In dem Bericht zeigen die Wissenschaftler aus den verschiedensten Disziplinen auf, dass "in der deutschen Mehrheitsgesellschaft in erheblichem Umfang antisemitische Einstellungen in unterschiedlichen inhaltlichen Ausprägungen vorhanden sind, die wiederum auf weitverbreiteten Vorurteilen und tief verwurzelten Klischees beziehungsweise auf schlichtem Unwissen über Juden und Judentum basieren". Nach Einschätzung der Wissenschaftler weisen heute etwa 20 Prozent der Bevölkerung in Deutschland antisemitische Tendenzen auf. Dabei gilt "das rechtsextremistische Lager als nach wie vor wichtigster Träger des Antisemitismus" in der Bundesrepublik, wie der Expertenkreis schreibt. Während der Antisemitismus im rechtsextremen Spektrum zum konstitutiven Bestandteil der Ideologie und des Lagerzusammenhaltes gehöre, sei dies beim Linksextremismus nicht der Fall. Trotzdem gebe es auch unter Linksextremisten "Positionen, die einen antisemitischen Diskurs befördern können".

Differenzen erkennbar

Waren sich alle Fraktionen in ihrer klaren Verurteilung jeder Form von Antisemitismus einig, ließen sich bei der Frage nach seiner konkreten Bekämpfung Differenzen erkennen. Friedrich kündigte an, dass man die in dem Bericht enthaltenen Empfehlungen "sorgfältig prüfen" und auch umsetzen werde, "soweit sie sinnvoll, notwendig, finanzierbar und nicht schon durchgeführt sind". Zugleich sprach sich der Minister dafür aus, den Bericht mindestens einmal pro Wahlperiode zu aktualisieren.

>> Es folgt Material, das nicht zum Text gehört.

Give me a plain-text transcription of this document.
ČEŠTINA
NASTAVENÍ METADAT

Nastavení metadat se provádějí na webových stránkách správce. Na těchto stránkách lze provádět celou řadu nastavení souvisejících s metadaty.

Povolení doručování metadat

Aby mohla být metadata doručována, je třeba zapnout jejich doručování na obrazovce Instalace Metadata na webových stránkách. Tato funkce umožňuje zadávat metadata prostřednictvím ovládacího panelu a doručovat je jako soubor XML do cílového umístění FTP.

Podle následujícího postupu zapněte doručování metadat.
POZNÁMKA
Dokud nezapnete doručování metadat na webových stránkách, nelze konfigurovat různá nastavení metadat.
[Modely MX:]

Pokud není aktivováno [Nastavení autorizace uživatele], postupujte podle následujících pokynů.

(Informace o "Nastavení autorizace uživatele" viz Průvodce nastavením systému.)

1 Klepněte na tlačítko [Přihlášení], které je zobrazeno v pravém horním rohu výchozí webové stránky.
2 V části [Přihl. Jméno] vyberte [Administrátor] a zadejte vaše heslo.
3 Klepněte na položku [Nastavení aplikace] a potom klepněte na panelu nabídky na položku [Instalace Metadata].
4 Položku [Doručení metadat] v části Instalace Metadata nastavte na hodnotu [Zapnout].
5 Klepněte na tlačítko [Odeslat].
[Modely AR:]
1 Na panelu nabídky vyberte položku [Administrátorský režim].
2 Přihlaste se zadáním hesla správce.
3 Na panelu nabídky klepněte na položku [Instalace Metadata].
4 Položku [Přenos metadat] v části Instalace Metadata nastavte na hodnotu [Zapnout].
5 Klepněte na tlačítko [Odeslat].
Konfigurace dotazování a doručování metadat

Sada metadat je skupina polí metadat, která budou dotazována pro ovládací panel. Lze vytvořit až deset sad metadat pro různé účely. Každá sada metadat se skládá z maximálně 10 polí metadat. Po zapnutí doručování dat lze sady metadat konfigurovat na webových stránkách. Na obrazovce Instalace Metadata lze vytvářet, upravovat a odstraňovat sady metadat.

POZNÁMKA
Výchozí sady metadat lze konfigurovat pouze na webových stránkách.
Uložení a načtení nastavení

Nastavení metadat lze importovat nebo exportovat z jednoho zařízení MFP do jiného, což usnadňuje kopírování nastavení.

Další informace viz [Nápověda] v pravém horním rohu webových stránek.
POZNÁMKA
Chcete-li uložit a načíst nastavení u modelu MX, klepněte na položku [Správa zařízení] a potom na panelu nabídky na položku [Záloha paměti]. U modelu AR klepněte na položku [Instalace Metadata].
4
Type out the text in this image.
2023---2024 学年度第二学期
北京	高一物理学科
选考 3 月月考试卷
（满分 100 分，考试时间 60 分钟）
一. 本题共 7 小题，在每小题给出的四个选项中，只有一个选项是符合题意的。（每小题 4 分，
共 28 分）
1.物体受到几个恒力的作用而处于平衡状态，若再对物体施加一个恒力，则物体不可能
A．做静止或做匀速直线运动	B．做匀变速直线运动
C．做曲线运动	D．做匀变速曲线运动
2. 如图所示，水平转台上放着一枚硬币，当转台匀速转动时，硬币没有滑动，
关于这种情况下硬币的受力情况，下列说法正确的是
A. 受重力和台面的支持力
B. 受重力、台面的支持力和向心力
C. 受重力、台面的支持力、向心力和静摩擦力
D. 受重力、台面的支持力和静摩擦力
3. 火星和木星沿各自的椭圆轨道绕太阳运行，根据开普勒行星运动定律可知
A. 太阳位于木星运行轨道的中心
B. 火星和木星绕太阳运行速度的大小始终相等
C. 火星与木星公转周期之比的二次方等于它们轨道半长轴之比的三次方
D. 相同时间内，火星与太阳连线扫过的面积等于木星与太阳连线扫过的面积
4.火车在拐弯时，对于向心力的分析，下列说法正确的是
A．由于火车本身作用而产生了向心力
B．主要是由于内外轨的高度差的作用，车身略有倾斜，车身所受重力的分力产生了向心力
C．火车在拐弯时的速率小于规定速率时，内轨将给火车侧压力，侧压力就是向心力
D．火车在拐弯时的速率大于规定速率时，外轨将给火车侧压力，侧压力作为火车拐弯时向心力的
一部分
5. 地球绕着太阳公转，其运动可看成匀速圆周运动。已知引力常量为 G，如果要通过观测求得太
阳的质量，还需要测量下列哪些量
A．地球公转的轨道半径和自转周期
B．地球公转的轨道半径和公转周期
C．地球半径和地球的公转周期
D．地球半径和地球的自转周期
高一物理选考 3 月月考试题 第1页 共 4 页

Thierse plädierte dafür, dass der Bundestag in jeder Legislaturperiode über einen solchen Bericht debattieren solle. Zudem forderte er eine "Verstetigung" der Bundesprogramme gegen Extremismus. Da "gruppenbezogene Menschenfeindlichkeit, Rassismus, Antisemitismus" andauernde Probleme seien, bedürfe es auch einer dauerhaften Bekämpfung. Für Die Linke beklagte Petra Pau, es gebe immer mehr Initiativen gegen Antisemitismus, "die finanziell ausbluten, weil sie bundespolitisch allein gelassen werden". Sie forderte, gesellschaftliche Initiativen gegen Rechtsextremismus, Rassismus und Antisemitismus "verlässlich" zu fördern. Auch müsse man Antisemitismus "parteiübergreifend ächten und viel mehr zur Prävention tun". Beck sagte mit Blick auf die Empfehlungen des Expertenkreises, Fraktionen und Bundesregierung müssten sich nun "zusammensetzen und schauen, wie wir diese Dinge auf den Weg bringen". Dazu gehöre für ihn auch die Beseitigung der sogenannten Extremismusklausel. Auch dürften Projekte, die vor Ort arbeiten, "nicht immer nur eine Finanzierung auf drei Jahre bekommen".

"Etwas zögerlich"

Der FDP-Abgeordnete Stefan Ruppert zeigte sich als Anhänger von "Extremismusbekämpfungsprogrammen". Am Ende sei aber "das Problem nur durch die Gesamtheit der Bürger, durch die Zivilgesellschaft zu lösen" und nicht "durch einzelne Programme, so wichtig sie auch sind". Der CSU-Parlamentarier Hans-Peter Uhl zeigte sich "etwas zögerlich", wenn es darum gehe, konkrete Projekte auf Bundesebene zu starten. Es sei vielmehr Aufgabe der Kommunen, den Antisemitismus zu bekämpfen. "Wir sollten assistieren" und "alles dazu beitragen, was man tun kann", fügte er hinzu. Notwendig sei, in den Kommunen zivilgesellschaftlich tätig zu werden, "wo am Stammtisch immer wieder Antisemitismus aufflackert".